📦 Event Hub Capture to Storage¶

Automatically capture streaming events to Azure Data Lake Storage Gen2 or Blob Storage for batch processing and long-term retention.

🎯 Overview¶

Event Hubs Capture enables you to automatically capture streaming data and save it to Azure Data Lake Storage Gen2 or Blob Storage in Avro or Parquet format. This provides a seamless way to combine real-time and batch processing without writing custom code.

Key Benefits¶

Zero Code: No custom applications needed for data archival
Configurable Windowing: Time or size-based capture windows
Multiple Formats: Avro (default) or Parquet output
Partitioned Output: Automatic organization by date and time
Cost Effective: Pay only for storage, not for capture processing
Integration Ready: Works seamlessly with Azure Data Lake analytics

🏗️ Architecture Patterns¶

Basic Capture Pattern¶

graph LR
    subgraph "Event Sources"
        IoT[IoT Devices]
        Apps[Applications]
        Logs[Log Systems]
    end

    subgraph "Event Hubs"
        EH[Event Hub<br/>with Capture]
    end

    subgraph "Real-time Processing"
        Stream[Stream Analytics]
        Functions[Azure Functions]
    end

    subgraph "Batch Processing"
        Storage[Data Lake Gen2]
        Synapse[Synapse Analytics]
        Databricks[Databricks]
    end

    IoT --> EH
    Apps --> EH
    Logs --> EH

    EH -->|Real-time| Stream
    EH -->|Real-time| Functions
    EH -->|Auto Capture| Storage

    Storage --> Synapse
    Storage --> Databricks

Lambda Architecture with Capture¶

graph TB
    Sources[Data Sources] --> EventHub[Event Hubs]

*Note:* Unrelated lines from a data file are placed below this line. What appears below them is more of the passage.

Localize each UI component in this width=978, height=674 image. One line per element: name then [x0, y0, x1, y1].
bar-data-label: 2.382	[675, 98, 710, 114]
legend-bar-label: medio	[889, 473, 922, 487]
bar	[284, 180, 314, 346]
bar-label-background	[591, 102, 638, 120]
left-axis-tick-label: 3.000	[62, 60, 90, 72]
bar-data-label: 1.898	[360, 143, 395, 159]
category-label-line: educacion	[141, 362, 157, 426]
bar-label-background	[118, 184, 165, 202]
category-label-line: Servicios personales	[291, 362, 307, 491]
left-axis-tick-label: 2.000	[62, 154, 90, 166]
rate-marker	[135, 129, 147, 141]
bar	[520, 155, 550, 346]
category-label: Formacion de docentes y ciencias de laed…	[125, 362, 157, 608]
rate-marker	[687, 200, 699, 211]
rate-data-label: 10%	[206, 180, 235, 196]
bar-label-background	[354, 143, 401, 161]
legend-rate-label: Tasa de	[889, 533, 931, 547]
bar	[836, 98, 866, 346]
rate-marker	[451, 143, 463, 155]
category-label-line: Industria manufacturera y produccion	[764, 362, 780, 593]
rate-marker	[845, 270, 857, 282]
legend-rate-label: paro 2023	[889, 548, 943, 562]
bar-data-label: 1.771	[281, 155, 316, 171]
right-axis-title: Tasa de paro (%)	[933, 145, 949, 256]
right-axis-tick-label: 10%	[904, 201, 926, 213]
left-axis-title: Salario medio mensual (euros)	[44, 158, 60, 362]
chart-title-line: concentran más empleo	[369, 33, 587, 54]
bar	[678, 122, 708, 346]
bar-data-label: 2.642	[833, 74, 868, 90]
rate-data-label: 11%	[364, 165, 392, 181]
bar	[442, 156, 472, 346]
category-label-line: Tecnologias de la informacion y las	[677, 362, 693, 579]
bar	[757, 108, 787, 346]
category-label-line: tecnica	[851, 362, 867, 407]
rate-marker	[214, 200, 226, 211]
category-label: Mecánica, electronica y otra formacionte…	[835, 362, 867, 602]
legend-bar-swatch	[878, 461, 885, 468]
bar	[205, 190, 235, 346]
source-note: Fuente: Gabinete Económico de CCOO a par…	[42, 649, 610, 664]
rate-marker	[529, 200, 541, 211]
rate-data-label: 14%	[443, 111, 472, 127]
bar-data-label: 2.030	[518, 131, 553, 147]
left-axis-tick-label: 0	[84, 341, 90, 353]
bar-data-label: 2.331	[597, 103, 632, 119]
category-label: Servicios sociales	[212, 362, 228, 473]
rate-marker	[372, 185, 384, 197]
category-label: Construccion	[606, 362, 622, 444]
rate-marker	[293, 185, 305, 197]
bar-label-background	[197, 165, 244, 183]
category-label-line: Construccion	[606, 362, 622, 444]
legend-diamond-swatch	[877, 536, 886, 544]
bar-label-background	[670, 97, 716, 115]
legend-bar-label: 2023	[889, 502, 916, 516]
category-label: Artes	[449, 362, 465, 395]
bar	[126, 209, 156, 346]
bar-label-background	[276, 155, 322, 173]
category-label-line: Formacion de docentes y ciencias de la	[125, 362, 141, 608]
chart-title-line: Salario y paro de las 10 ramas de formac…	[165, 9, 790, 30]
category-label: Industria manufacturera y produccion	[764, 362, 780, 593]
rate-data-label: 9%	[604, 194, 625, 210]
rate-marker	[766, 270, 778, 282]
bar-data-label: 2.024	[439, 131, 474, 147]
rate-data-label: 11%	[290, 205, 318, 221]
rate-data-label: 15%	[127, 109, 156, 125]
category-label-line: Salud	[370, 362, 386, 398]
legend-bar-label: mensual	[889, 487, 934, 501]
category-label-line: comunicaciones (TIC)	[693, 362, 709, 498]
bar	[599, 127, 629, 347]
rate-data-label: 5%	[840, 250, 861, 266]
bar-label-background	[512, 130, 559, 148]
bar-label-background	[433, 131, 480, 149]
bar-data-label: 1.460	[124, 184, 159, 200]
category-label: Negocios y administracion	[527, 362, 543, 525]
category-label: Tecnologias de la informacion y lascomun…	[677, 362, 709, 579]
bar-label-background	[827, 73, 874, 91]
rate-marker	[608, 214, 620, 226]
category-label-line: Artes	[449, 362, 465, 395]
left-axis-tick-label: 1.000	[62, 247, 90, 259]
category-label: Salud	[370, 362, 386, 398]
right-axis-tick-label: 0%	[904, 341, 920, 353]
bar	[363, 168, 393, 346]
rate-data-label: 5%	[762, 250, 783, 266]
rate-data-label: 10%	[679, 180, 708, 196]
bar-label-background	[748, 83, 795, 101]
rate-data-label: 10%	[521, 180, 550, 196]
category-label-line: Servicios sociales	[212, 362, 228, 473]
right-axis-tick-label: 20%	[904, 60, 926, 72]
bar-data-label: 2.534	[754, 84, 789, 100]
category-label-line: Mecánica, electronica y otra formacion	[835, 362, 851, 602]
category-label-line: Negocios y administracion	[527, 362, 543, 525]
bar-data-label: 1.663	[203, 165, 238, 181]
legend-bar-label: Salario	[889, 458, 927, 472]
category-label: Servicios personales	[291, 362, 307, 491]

    EventHub -->|Speed Layer| StreamAnalytics[Stream Analytics]
    EventHub -->|Batch Layer| Capture[Auto Capture]

    StreamAnalytics --> HotPath[Hot Path<br/>Cosmos DB]
    Capture --> ColdPath[Cold Path<br/>Data Lake]

    ColdPath --> BatchProcessing[Batch Processing<br/>Synapse/Databricks]
    BatchProcessing --> BatchViews[Batch Views]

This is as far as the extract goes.